= Telegraphic transfer =

Method of transferring money

Telegraphic Transfer or telex transfer (TT) is a term used to refer to an electronic funds transfer. Although the term is historic and the technology it describes is no longer in use, the telegraphic transfer name is still used today in several countries where it has become synonymous with an international Society for Worldwide Interbank Financial Telecommunication (SWIFT) transfer.

== History ==
Historically telegraphic transfer meant a cablegram from one bank to another in order to effect the transfer of money, hence the name. This was later replaced by a message directly between banks via a telex network and then later by an electronic funds transfer. Despite the obsolescence of the technology that spawned the term, the term is still in use today and usually used to describe an international electronic bank transfer.

== Current use ==

=== Japan ===
Unlike its use in other countries, in Japan, "telegraphic transfer" has become the industry term for quoting retail exchange rates (larger quantities are quoted individually), and is divided into three rates, stated in yen, from the point of view of the quoting bank:

- TTM: Telegraphic Transfer Middle rate (mid price)
- TTS: Telegraphic Transfer Selling rate (ask price)
- TTB: Telegraphic Transfer Buying rate (bid price)

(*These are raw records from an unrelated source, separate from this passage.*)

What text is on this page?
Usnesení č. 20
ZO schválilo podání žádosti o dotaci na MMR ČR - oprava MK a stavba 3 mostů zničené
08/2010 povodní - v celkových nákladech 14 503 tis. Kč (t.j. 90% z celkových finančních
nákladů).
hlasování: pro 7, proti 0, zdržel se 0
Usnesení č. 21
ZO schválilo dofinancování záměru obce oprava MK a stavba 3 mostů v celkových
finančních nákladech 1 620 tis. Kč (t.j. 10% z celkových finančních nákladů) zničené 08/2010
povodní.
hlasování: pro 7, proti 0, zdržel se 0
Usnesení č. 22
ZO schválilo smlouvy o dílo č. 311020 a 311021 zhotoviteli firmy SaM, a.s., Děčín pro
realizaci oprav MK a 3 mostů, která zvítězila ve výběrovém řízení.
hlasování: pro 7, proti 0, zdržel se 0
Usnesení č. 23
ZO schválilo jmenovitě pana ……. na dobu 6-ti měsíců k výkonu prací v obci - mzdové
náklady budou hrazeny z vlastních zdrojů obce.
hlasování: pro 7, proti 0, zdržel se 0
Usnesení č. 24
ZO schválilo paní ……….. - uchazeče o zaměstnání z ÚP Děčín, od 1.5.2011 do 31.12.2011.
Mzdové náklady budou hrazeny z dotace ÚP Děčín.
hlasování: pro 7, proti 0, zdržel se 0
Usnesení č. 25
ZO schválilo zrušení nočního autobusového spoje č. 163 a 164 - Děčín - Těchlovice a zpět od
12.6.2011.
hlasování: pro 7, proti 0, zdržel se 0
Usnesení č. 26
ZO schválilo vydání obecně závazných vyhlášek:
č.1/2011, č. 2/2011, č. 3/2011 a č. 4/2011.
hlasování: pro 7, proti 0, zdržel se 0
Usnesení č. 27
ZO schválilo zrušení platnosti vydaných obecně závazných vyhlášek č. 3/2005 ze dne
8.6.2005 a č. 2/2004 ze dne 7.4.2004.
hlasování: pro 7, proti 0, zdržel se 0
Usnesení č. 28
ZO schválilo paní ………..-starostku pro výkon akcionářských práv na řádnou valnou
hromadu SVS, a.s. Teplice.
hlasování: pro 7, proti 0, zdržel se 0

The middle rate is the average of the buying and selling rate, and these trade at a fixed bid–offer spread (in yen). For example, the USD is quoted with a spread of 2 JPY, so if the mid-market rate is 100 JPY = US$1, the rates are as follows:

- TTS: 101 JPY: bank will charge more than mid price to sell USD
- TTM: 100 JPY: average, bank does not trade at this price
- TTB: 99 JPY: bank will pay less than mid price to buy USD
These rates are published daily by major Japanese banks, and used for accounting and tax calculations, in addition to retail use.

=== Singapore ===
The term Telegraphic Transfer is a frequently used term in Singapore to describe cross-border funds transfer. Other less commonly used terms in Singapore are wire transfer and bank transfer.

=== United Kingdom ===
The term is now most often used in UK banking and in law to refer to either a domestic transfers by a CHAPS or an international transfer by SWIFT.

The term is also sometimes incorrectly used to describe other electronic funds transfer methods such as low cost everyday payment methods such as BACS (Bankers' Automated Clearing Services) payments, Faster Payments Service and SEPA credit transfers.